The full text of the memorandum has not yet been released. Officials have indicated that it addresses the end of military operations, freedom of navigation through the Strait of Hormuz, and the framework for future negotiations on Iran’s nuclear programme. The public release of the text is now expected to become a test of whether the diplomatic optimism surrounding the agreement can survive the details.

China has also welcomed the US-Iran agreement and praised Pakistan’s mediation efforts, with Beijing calling for the swift restoration of safe and free passage through the Strait of Hormuz. That waterway remains central to the deal’s global significance, carrying a large share of the world’s oil and gas flows and linking the diplomacy of the Gulf directly to energy prices, shipping routes and inflation concerns.

The agreement follows months of conflict that disrupted regional security and placed renewed pressure on global markets. The Strait of Hormuz became a central flashpoint, with any threat to shipping through the passage carrying immediate consequences for energy supplies and market confidence.

Trump has said the agreement will bring a permanent end to military operations between the United States and Iran. Iranian officials have framed it as a step toward broader negotiations rather than a final settlement. That distinction matters, because the agreement may stop the fighting, but its longer-term durability will depend on implementation, verification and the willingness of both sides to continue negotiations.

Vance’s comments therefore arrive at a delicate moment. The agreement has been announced, praised and politically claimed, but not yet fully published. Until the memorandum is released, many of its terms remain subject to interpretation.

Still, his remarks make one point clear. Pakistan is no longer merely being described as a supportive regional actor. It is being named as part of the diplomatic sequencing behind one of the most consequential peace efforts in the Middle East this year.

For a country often viewed through the lens of crisis management, this is a different kind of visibility.
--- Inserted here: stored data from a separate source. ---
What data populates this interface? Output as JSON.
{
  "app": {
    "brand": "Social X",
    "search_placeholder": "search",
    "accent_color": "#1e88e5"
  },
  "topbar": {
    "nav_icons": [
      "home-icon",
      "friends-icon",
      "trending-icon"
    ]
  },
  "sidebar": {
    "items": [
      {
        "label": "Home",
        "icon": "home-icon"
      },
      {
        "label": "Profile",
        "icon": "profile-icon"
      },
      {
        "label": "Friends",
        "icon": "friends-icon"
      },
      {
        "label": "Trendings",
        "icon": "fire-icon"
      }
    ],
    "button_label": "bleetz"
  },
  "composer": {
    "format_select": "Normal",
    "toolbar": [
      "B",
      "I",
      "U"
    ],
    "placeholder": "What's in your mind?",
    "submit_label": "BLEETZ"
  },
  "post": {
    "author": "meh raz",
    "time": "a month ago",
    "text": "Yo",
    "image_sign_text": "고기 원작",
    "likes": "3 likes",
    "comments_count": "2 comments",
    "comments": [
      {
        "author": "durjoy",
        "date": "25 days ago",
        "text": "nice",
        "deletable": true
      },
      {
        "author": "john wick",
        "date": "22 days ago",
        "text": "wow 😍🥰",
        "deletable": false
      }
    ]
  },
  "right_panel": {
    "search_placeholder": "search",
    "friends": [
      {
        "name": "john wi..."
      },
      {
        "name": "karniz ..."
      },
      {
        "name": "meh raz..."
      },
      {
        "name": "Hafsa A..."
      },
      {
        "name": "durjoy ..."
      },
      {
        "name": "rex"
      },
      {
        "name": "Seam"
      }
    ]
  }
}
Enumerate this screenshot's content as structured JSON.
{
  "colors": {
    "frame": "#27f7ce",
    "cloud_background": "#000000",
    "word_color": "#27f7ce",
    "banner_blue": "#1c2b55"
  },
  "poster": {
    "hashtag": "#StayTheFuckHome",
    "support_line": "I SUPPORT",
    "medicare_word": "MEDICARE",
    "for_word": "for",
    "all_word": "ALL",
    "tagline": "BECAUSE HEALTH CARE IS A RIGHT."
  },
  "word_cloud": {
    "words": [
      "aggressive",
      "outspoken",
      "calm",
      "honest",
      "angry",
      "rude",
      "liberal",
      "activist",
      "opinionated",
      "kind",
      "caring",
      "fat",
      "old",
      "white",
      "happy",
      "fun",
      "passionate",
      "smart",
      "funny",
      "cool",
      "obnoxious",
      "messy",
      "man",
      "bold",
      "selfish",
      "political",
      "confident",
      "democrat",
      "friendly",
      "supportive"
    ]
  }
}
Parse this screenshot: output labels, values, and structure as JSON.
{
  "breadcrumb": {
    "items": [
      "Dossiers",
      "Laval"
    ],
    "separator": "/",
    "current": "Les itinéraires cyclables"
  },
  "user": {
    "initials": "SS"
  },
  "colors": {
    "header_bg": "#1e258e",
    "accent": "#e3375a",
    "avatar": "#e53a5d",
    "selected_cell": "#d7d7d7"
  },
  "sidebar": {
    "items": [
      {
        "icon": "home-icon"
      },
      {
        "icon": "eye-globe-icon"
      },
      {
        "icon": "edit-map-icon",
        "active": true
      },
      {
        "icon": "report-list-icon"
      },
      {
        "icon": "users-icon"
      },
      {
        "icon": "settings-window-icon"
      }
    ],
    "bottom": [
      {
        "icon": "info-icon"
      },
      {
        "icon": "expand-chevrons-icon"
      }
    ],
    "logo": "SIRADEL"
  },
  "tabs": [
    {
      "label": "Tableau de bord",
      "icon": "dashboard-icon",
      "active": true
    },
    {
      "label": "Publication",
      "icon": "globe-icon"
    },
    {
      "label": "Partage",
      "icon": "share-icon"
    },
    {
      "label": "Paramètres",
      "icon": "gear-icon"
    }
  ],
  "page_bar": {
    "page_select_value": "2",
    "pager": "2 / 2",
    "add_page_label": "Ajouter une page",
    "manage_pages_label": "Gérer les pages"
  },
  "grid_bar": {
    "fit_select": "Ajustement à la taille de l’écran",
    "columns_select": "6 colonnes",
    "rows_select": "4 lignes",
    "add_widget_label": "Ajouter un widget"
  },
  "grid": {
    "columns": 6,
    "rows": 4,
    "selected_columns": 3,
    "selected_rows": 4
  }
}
It places Islamabad in the room where timing, protocol and presentation matter, not only because they shape headlines, but because they can determine whether a fragile agreement lands with confidence or confusion.

The formal ceremony in Geneva will now carry more than symbolic value. It will show whether the US-Iran understanding can move from announcement to architecture, and whether Pakistan’s role as host and mediator can help turn a pause in conflict into the beginning of a more durable peace.